Open surgery, which is sometimes necessary for very large or complex cysts, takes considerably longer. Expect six to eight weeks of activity restrictions, with full recovery taking up to 12 weeks. Post-surgical pain after either approach is different from cyst pain itself. It’s incision-site soreness and internal healing rather than the deep pelvic ache of the cyst, and it decreases steadily each week.
When Pain Signals Something More Serious
The pattern of the pain matters as much as its duration. Functional cyst pain is predictable: it shows up, stays mild to moderate, and fades within days to weeks. Pain that should prompt urgent evaluation looks different. Sudden, severe one-sided pelvic pain (especially with nausea) could mean torsion or a complicated rupture. Pain that steadily worsens over hours instead of improving suggests something beyond a simple cyst.
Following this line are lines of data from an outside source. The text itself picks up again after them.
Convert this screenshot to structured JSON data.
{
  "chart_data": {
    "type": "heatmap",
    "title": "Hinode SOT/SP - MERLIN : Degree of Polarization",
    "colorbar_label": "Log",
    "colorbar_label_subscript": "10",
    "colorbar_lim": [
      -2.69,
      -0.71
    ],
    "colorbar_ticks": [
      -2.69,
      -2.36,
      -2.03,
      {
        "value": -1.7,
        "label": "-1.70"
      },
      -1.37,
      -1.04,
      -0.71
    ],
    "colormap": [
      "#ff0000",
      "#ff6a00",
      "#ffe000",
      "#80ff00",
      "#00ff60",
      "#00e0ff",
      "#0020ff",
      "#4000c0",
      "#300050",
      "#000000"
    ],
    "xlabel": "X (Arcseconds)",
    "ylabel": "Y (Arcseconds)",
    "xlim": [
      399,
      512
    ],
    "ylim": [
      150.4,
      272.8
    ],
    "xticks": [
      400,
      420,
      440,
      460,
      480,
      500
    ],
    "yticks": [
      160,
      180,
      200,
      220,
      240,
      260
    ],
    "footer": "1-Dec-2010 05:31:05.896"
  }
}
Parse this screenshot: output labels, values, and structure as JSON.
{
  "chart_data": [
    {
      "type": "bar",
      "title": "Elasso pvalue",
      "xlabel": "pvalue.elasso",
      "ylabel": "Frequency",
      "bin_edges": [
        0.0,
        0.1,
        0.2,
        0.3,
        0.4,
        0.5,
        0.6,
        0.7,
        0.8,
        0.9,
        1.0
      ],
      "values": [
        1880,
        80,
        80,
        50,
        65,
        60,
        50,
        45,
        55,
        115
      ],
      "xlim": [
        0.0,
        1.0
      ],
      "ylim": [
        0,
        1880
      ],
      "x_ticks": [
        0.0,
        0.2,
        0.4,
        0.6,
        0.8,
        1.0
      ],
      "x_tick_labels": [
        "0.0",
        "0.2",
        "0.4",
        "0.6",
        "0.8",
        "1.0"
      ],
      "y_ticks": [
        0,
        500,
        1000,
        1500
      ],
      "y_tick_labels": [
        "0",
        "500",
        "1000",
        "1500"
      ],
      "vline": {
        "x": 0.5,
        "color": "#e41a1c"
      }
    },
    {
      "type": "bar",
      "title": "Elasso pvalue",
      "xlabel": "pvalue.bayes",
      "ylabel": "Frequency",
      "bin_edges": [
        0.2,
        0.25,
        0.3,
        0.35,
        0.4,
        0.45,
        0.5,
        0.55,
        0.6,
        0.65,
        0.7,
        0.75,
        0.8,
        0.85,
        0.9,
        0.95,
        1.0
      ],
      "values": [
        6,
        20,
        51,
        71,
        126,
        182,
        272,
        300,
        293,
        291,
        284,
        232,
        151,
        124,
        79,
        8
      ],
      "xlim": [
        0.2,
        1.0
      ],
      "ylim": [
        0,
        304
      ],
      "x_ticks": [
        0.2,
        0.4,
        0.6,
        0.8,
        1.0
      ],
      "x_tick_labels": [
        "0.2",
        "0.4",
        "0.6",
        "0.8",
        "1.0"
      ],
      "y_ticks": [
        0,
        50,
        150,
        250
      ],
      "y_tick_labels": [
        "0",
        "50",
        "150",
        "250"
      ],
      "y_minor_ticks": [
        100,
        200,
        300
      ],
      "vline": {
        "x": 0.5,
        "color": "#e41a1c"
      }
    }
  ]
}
And chronic pelvic pain that lines up with your menstrual cycle but never fully goes away may point to endometriosis rather than a one-time cyst.
Keeping track of when your pain started, which side it’s on, and whether it’s getting better or worse gives your doctor the clearest picture of what’s going on. Most ovarian cyst pain is short-lived and resolves without intervention, but the exceptions are time-sensitive enough that worsening symptoms shouldn’t be waited out.